People have many fears, not only of oppression, but also of various threats to their sense of well-being. Many have a generalized sense of fear which fluctuates in intensity and floats freely until it fixes on something which concentrates and directs its energies. So the fears of one time and place are not those of another (for example, communists yesterday, terrorists today). After the Constitution re-established the government of the United States, most fears have focused on “others,” that is, outsiders like Indians but mainly newcomers in successive waves of importation or immigration: Irish, Italians, Eastern-Europeans (especially Jews), Chinese and Japanese, Vietnamese, Hispanics, and always Africans as slaves, blacks as free people, and even a bi-racial president. Other fears respond to changes such as socio-economic shifts (rural to urban, with emigration weakening communities); ideological shifts from religious to secular (with the focus of moral and religious fears and fervor on abortion and homosexuality); and shifts in demographics and corresponding shifts in political power.
These and other changes have prompted the “culture wars.” The metaphor of “war” becomes material in “Arms” regarded as sources of strength in defense against perceived threats, but revealed as placebos to compensate for personal insecurities. Such insecurities constitute the most important motive for the American affinity for, or addiction to, weapons, namely, fear. No matter how many or what kinds of “Arms” the fearful “keep and bear”—those who already own arms are largely responsible for the recent spike in arms sales—the fearful cannot buy freedom from their fears. To the degree that they represent or dictate to America, they show that it is not the home of the brave and the land of the free.

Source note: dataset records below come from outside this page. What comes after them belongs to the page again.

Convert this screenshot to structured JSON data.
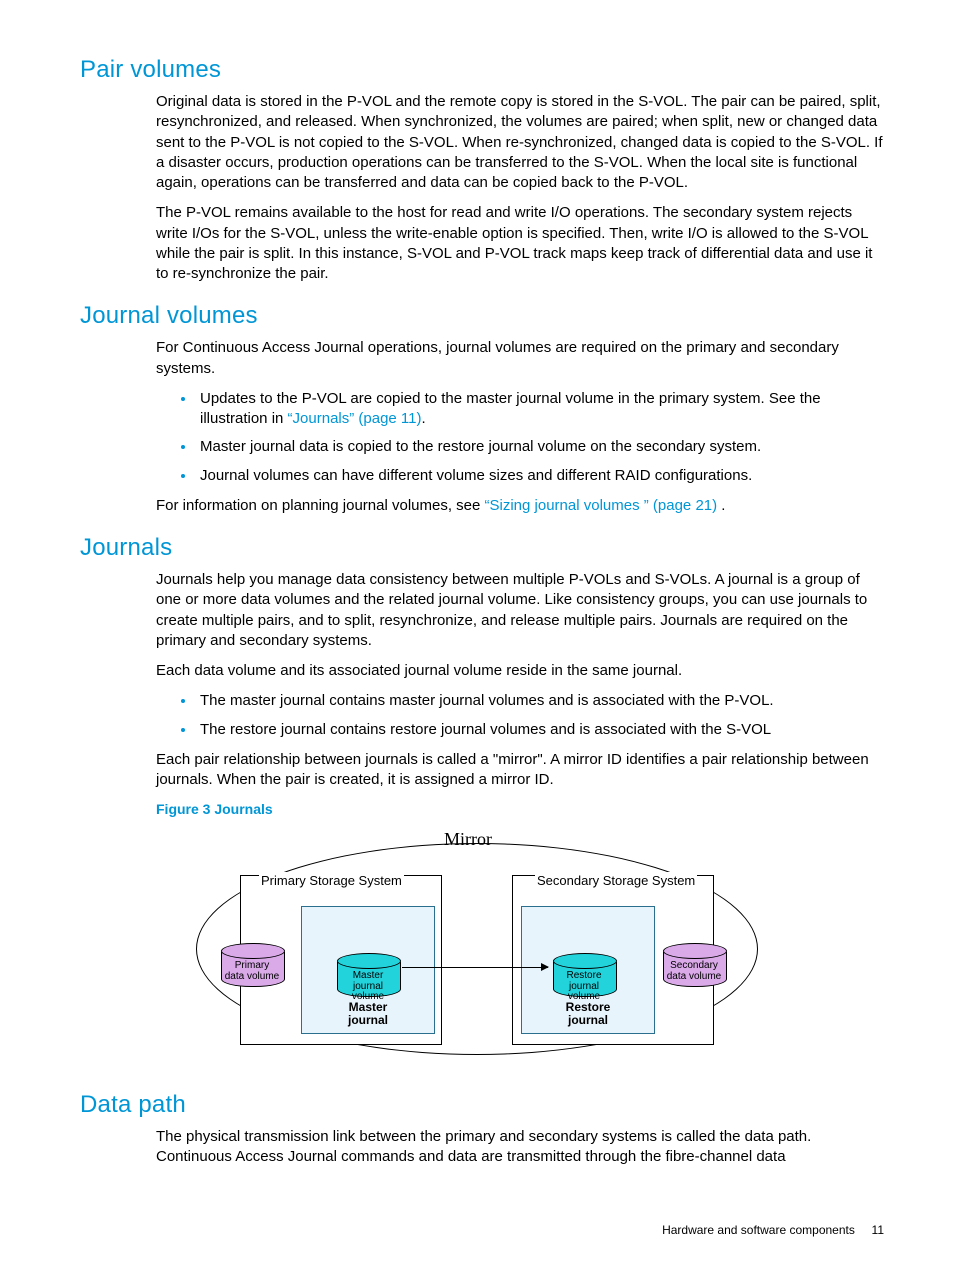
{
  "sections": {
    "pair_volumes": {
      "heading": "Pair volumes",
      "para1": "Original data is stored in the P-VOL and the remote copy is stored in the S-VOL. The pair can be paired, split, resynchronized, and released. When synchronized, the volumes are paired; when split, new or changed data sent to the P-VOL is not copied to the S-VOL. When re-synchronized, changed data is copied to the S-VOL. If a disaster occurs, production operations can be transferred to the S-VOL. When the local site is functional again, operations can be transferred and data can be copied back to the P-VOL.",
      "para2": "The P-VOL remains available to the host for read and write I/O operations. The secondary system rejects write I/Os for the S-VOL, unless the write-enable option is specified. Then, write I/O is allowed to the S-VOL while the pair is split. In this instance, S-VOL and P-VOL track maps keep track of differential data and use it to re-synchronize the pair."
    },
    "journal_volumes": {
      "heading": "Journal volumes",
      "intro": "For Continuous Access Journal operations, journal volumes are required on the primary and secondary systems.",
      "bullets": [
        {
          "pre": "Updates to the P-VOL are copied to the master journal volume in the primary system. See the illustration in ",
          "link": "“Journals” (page 11)",
          "post": "."
        },
        {
          "pre": "Master journal data is copied to the restore journal volume on the secondary system.",
          "link": "",
          "post": ""
        },
        {
          "pre": "Journal volumes can have different volume sizes and different RAID configurations.",
          "link": "",
          "post": ""
        }
      ],
      "outro_pre": "For information on planning journal volumes, see ",
      "outro_link": "“Sizing journal volumes ” (page 21)",
      "outro_post": " ."
    },
    "journals": {
      "heading": "Journals",
      "para1": "Journals help you manage data consistency between multiple P-VOLs and S-VOLs. A journal is a group of one or more data volumes and the related journal volume. Like consistency groups, you can use journals to create multiple pairs, and to split, resynchronize, and release multiple pairs. Journals are required on the primary and secondary systems.",
      "para2": "Each data volume and its associated journal volume reside in the same journal.",
      "bullets": [
        "The master journal contains master journal volumes and is associated with the P-VOL.",
        "The restore journal contains restore journal volumes and is associated with the S-VOL"
      ],
      "para3": "Each pair relationship between journals is called a \"mirror\". A mirror ID identifies a pair relationship between journals. When the pair is created, it is assigned a mirror ID.",
      "figure_caption": "Figure 3 Journals"
    },
    "data_path": {
      "heading": "Data path",
      "para1": "The physical transmission link between the primary and secondary systems is called the data path. Continuous Access Journal commands and data are transmitted through the fibre-channel data"
    }
  },
  "diagram": {
    "mirror": "Mirror",
    "primary_system": "Primary Storage System",
    "secondary_system": "Secondary Storage System",
    "primary_volume_l1": "Primary",
    "primary_volume_l2": "data volume",
    "master_jv_l1": "Master",
    "master_jv_l2": "journal volume",
    "master_journal_l1": "Master",
    "master_journal_l2": "journal",
    "restore_jv_l1": "Restore",
    "restore_jv_l2": "journal volume",
    "secondary_volume_l1": "Secondary",
    "secondary_volume_l2": "data volume",
    "restore_journal_l1": "Restore",
    "restore_journal_l2": "journal"
  },
  "footer": {
    "text": "Hardware and software components",
    "page": "11"
  }
}
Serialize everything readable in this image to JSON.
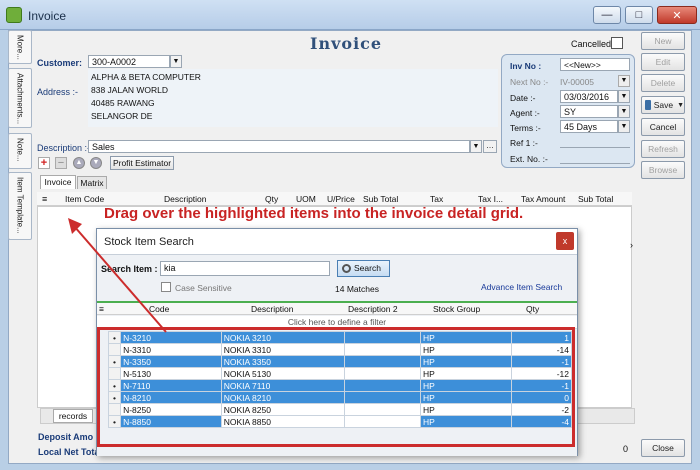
{
  "window": {
    "title": "Invoice"
  },
  "side_tabs": [
    "More...",
    "Attachments...",
    "Note...",
    "Item Template..."
  ],
  "header": {
    "doc_title": "Invoice",
    "cancelled_label": "Cancelled",
    "customer_label": "Customer:",
    "customer_code": "300-A0002",
    "address_label": "Address :-",
    "address_lines": [
      "ALPHA & BETA COMPUTER",
      "838 JALAN WORLD",
      "40485 RAWANG",
      "SELANGOR DE"
    ],
    "description_label": "Description :-",
    "description_value": "Sales"
  },
  "invno_panel": {
    "invno_label": "Inv No :",
    "invno_value": "<<New>>",
    "nextno_label": "Next No :-",
    "nextno_value": "IV-00005",
    "date_label": "Date :-",
    "date_value": "03/03/2016",
    "agent_label": "Agent :-",
    "agent_value": "SY",
    "terms_label": "Terms :-",
    "terms_value": "45 Days",
    "ref1_label": "Ref 1 :-",
    "extno_label": "Ext. No. :-"
  },
  "side_buttons": {
    "new": "New",
    "edit": "Edit",
    "delete": "Delete",
    "save": "Save",
    "cancel": "Cancel",
    "refresh": "Refresh",
    "browse": "Browse",
    "close": "Close"
  },
  "toolbar": {
    "profit_estimator": "Profit Estimator"
  },
  "tabs": [
    "Invoice",
    "Matrix"
  ],
  "grid_columns": [
    "Item Code",
    "Description",
    "Qty",
    "UOM",
    "U/Price",
    "Sub Total",
    "Tax",
    "Tax I...",
    "Tax Amount",
    "Sub Total (Tax)"
  ],
  "callout": "Drag over the highlighted items into the invoice detail grid.",
  "dialog": {
    "title": "Stock Item Search",
    "close_label": "x",
    "search_label": "Search Item :",
    "search_value": "kia",
    "search_button": "Search",
    "case_sensitive": "Case Sensitive",
    "matches": "14 Matches",
    "advance_link": "Advance Item Search",
    "columns": [
      "Code",
      "Description",
      "Description 2",
      "Stock Group",
      "Qty"
    ],
    "filter_hint": "Click here to define a filter",
    "rows": [
      {
        "code": "N-3210",
        "desc": "NOKIA 3210",
        "desc2": "",
        "group": "HP",
        "qty": "1",
        "hl": true,
        "mark": true
      },
      {
        "code": "N-3310",
        "desc": "NOKIA 3310",
        "desc2": "",
        "group": "HP",
        "qty": "-14",
        "hl": false,
        "mark": false
      },
      {
        "code": "N-3350",
        "desc": "NOKIA 3350",
        "desc2": "",
        "group": "HP",
        "qty": "-1",
        "hl": true,
        "mark": true
      },
      {
        "code": "N-5130",
        "desc": "NOKIA 5130",
        "desc2": "",
        "group": "HP",
        "qty": "-12",
        "hl": false,
        "mark": false
      },
      {
        "code": "N-7110",
        "desc": "NOKIA 7110",
        "desc2": "",
        "group": "HP",
        "qty": "-1",
        "hl": true,
        "mark": true
      },
      {
        "code": "N-8210",
        "desc": "NOKIA 8210",
        "desc2": "",
        "group": "HP",
        "qty": "0",
        "hl": true,
        "mark": true
      },
      {
        "code": "N-8250",
        "desc": "NOKIA 8250",
        "desc2": "",
        "group": "HP",
        "qty": "-2",
        "hl": false,
        "mark": false
      },
      {
        "code": "N-8850",
        "desc": "NOKIA 8850",
        "desc2": "",
        "group": "HP",
        "qty": "-4",
        "hl": "partial",
        "mark": true
      }
    ]
  },
  "footer": {
    "records_tab": "records",
    "deposit_label": "Deposit Amo",
    "local_net_label": "Local Net Total:",
    "local_net_value": "0.00",
    "right_value": "0"
  },
  "colors": {
    "highlight": "#3d8fd9",
    "callout": "#c82323",
    "redbox": "#cc2c2c",
    "label_blue": "#1a3b78"
  }
}
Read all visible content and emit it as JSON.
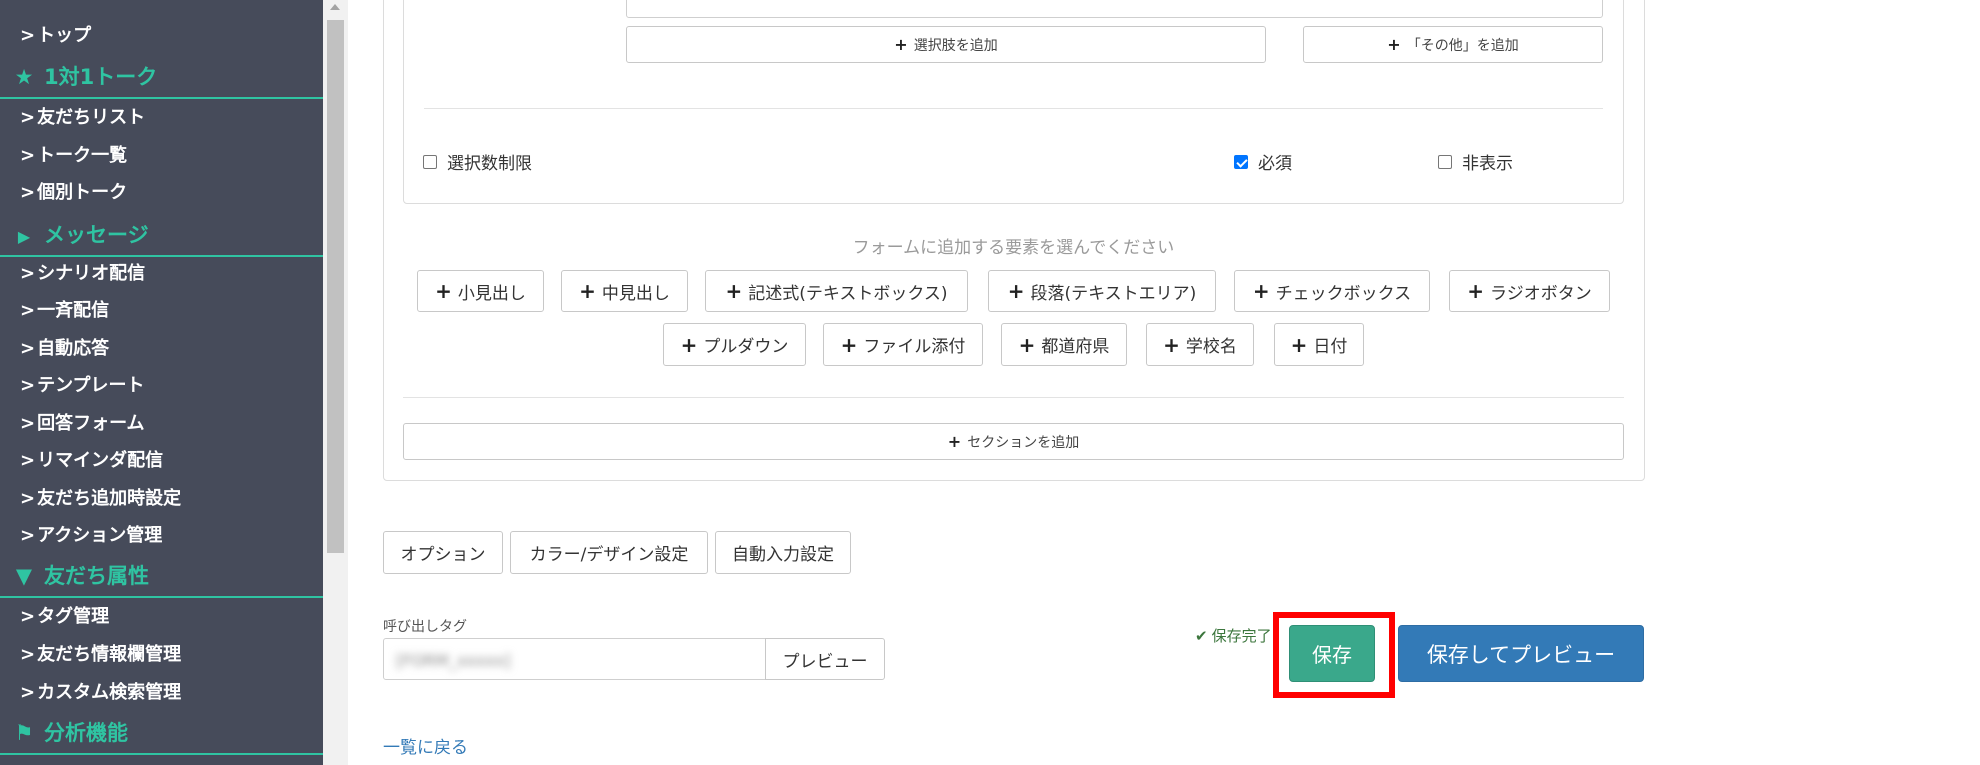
{
  "sidebar": {
    "items": [
      {
        "label": "トップ",
        "type": "item"
      },
      {
        "label": "1対1トーク",
        "type": "section",
        "icon": "star-icon",
        "glyph": "★"
      },
      {
        "label": "友だちリスト",
        "type": "item"
      },
      {
        "label": "トーク一覧",
        "type": "item"
      },
      {
        "label": "個別トーク",
        "type": "item"
      },
      {
        "label": "メッセージ",
        "type": "section",
        "icon": "megaphone-icon",
        "glyph": "📢"
      },
      {
        "label": "シナリオ配信",
        "type": "item"
      },
      {
        "label": "一斉配信",
        "type": "item"
      },
      {
        "label": "自動応答",
        "type": "item"
      },
      {
        "label": "テンプレート",
        "type": "item"
      },
      {
        "label": "回答フォーム",
        "type": "item"
      },
      {
        "label": "リマインダ配信",
        "type": "item"
      },
      {
        "label": "友だち追加時設定",
        "type": "item"
      },
      {
        "label": "アクション管理",
        "type": "item"
      },
      {
        "label": "友だち属性",
        "type": "section",
        "icon": "filter-icon",
        "glyph": "▼"
      },
      {
        "label": "タグ管理",
        "type": "item"
      },
      {
        "label": "友だち情報欄管理",
        "type": "item"
      },
      {
        "label": "カスタム検索管理",
        "type": "item"
      },
      {
        "label": "分析機能",
        "type": "section",
        "icon": "flag-icon",
        "glyph": "⚑"
      }
    ]
  },
  "question_card": {
    "add_option_label": "選択肢を追加",
    "add_other_label": "「その他」を追加",
    "limit_selection_label": "選択数制限",
    "limit_selection_checked": false,
    "required_label": "必須",
    "required_checked": true,
    "hidden_label": "非表示",
    "hidden_checked": false
  },
  "element_picker": {
    "hint": "フォームに追加する要素を選んでください",
    "row1": [
      "小見出し",
      "中見出し",
      "記述式(テキストボックス)",
      "段落(テキストエリア)",
      "チェックボックス",
      "ラジオボタン"
    ],
    "row2": [
      "プルダウン",
      "ファイル添付",
      "都道府県",
      "学校名",
      "日付"
    ]
  },
  "add_section_label": "セクションを追加",
  "tabs": {
    "options": "オプション",
    "color_design": "カラー/デザイン設定",
    "auto_input": "自動入力設定"
  },
  "call_tag": {
    "label": "呼び出しタグ",
    "value": "[FORM_xxxxx]",
    "preview_button": "プレビュー"
  },
  "status": {
    "saved_text": "保存完了"
  },
  "actions": {
    "save": "保存",
    "save_and_preview": "保存してプレビュー"
  },
  "back_link": "一覧に戻る",
  "colors": {
    "sidebar_bg": "#464b5a",
    "accent_green": "#2fc4a2",
    "save_button": "#3aa88b",
    "primary_blue": "#337ab7",
    "highlight_red": "#ff0000"
  }
}
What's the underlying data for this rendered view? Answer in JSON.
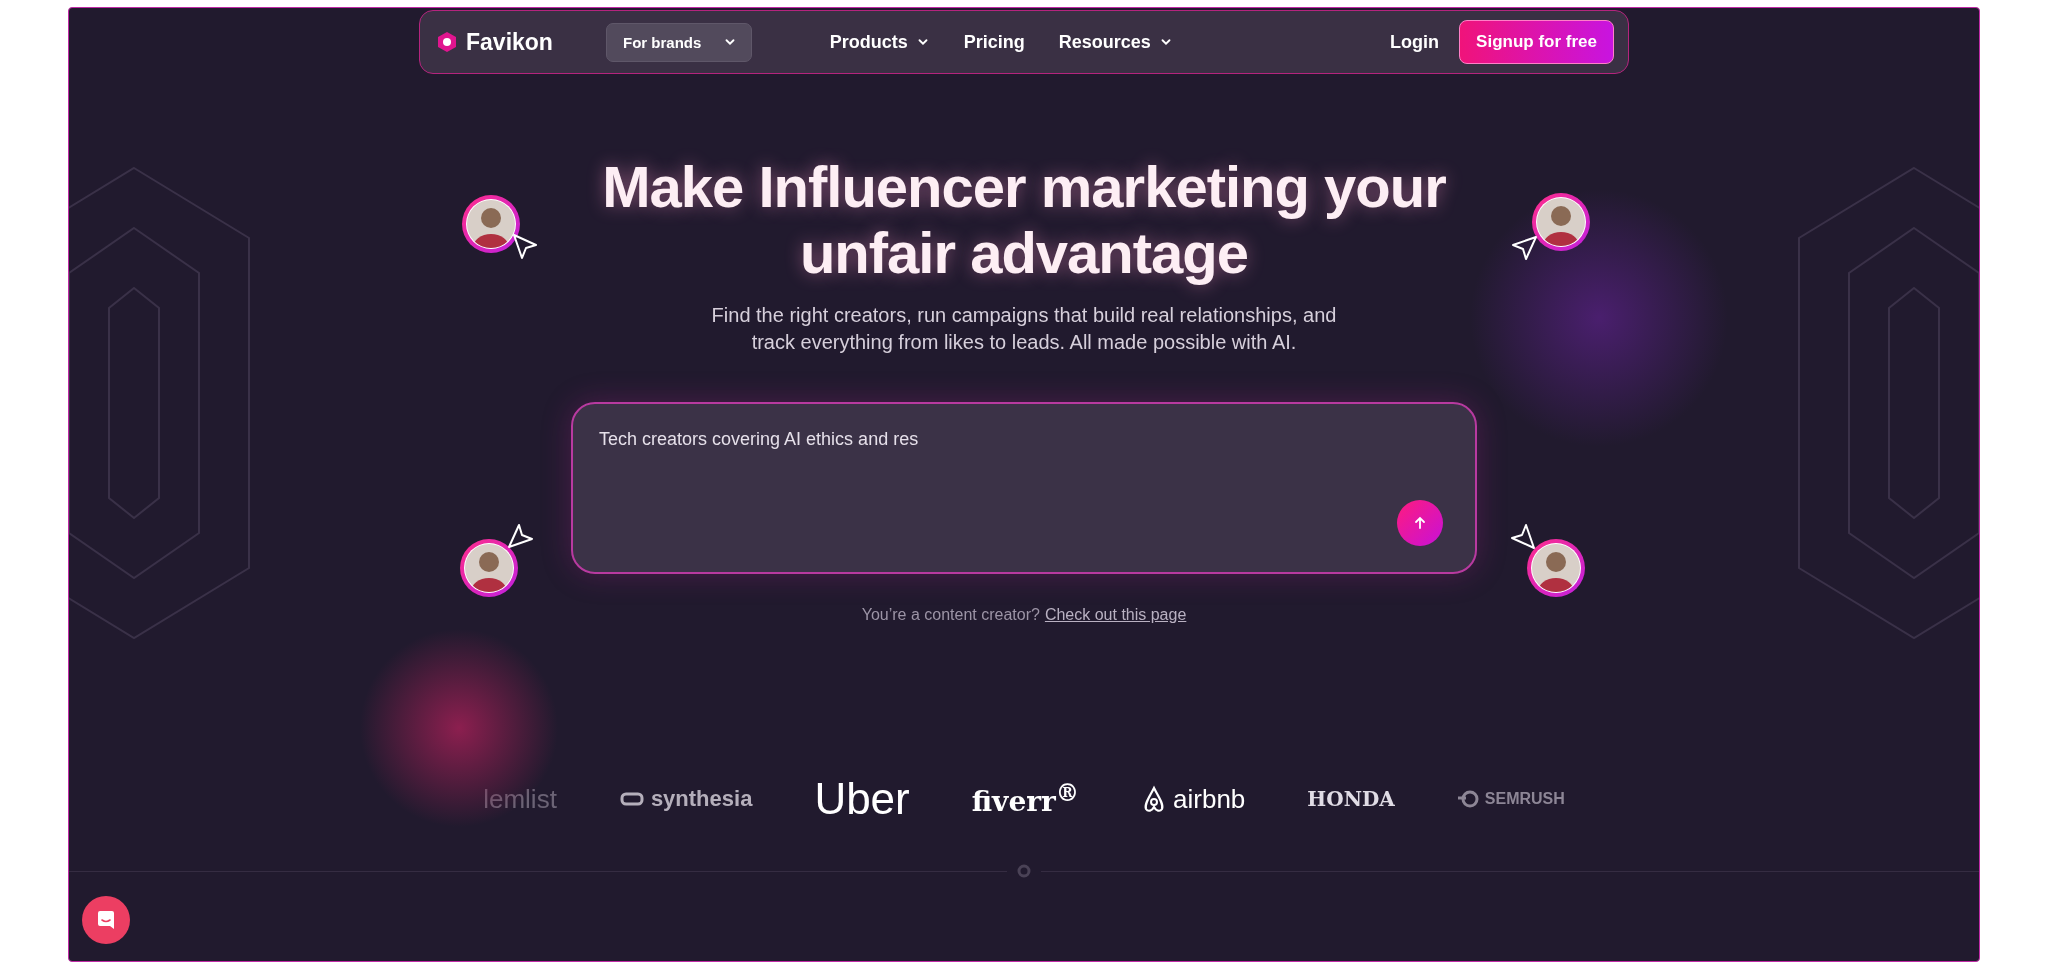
{
  "navbar": {
    "brand": "Favikon",
    "audience_select": "For brands",
    "links": [
      {
        "label": "Products",
        "dropdown": true
      },
      {
        "label": "Pricing",
        "dropdown": false
      },
      {
        "label": "Resources",
        "dropdown": true
      }
    ],
    "login": "Login",
    "signup": "Signup for free"
  },
  "hero": {
    "title_lines": [
      "Make Influencer marketing your",
      "unfair advantage"
    ],
    "subtitle_lines": [
      "Find the right creators, run campaigns that build real relationships, and",
      "track everything from likes to leads. All made possible with AI."
    ]
  },
  "prompt": {
    "value": "Tech creators covering AI ethics and res"
  },
  "creator_note": {
    "text": "You’re a content creator?",
    "link": "Check out this page"
  },
  "logos": [
    {
      "name": "lemlist",
      "kind": "faded"
    },
    {
      "name": "synthesia",
      "kind": "muted"
    },
    {
      "name": "Uber",
      "kind": "uber"
    },
    {
      "name": "fiverr$^{®}$",
      "kind": "fiverr"
    },
    {
      "name": "airbnb",
      "kind": "airbnb"
    },
    {
      "name": "HONDA",
      "kind": "honda"
    },
    {
      "name": "SEMRUSH",
      "kind": "semrush"
    }
  ]
}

If freedom means anything, it means freedom from fear. On the issue of gun control, freedom from fear means freedom from the threat of guns, which reflect and reinforce fear. If Americans cannot control the weapons of fear, they cannot be fully free.
One final point. The right of people to “keep and bear Arms” need not be a Constitutional one to be an assured one. In the English-speaking world, people have possessed guns for centuries as a matter of custom, with little government legislation or judicial decision restricting them. In America, as elsewhere, the historically and socially sanctioned traditional uses of guns—self-defense, hunting, and sport—are far too strong for any conceivable democratic government to counter by any effort to disarm law-abiding citizens. To think otherwise is to indulge political paranoia defended by the First Amendment but otherwise indefensible. At the same time, it is no threat to the traditional right of individuals to own and use arms for government to regulate what kinds and what capabilities can be justified by these uses in ways which comply with the public’s interest in public order and safety. The idea that the Second Amendment, even misunderstood, trumps these fundamental public concerns reflects deranged priorities.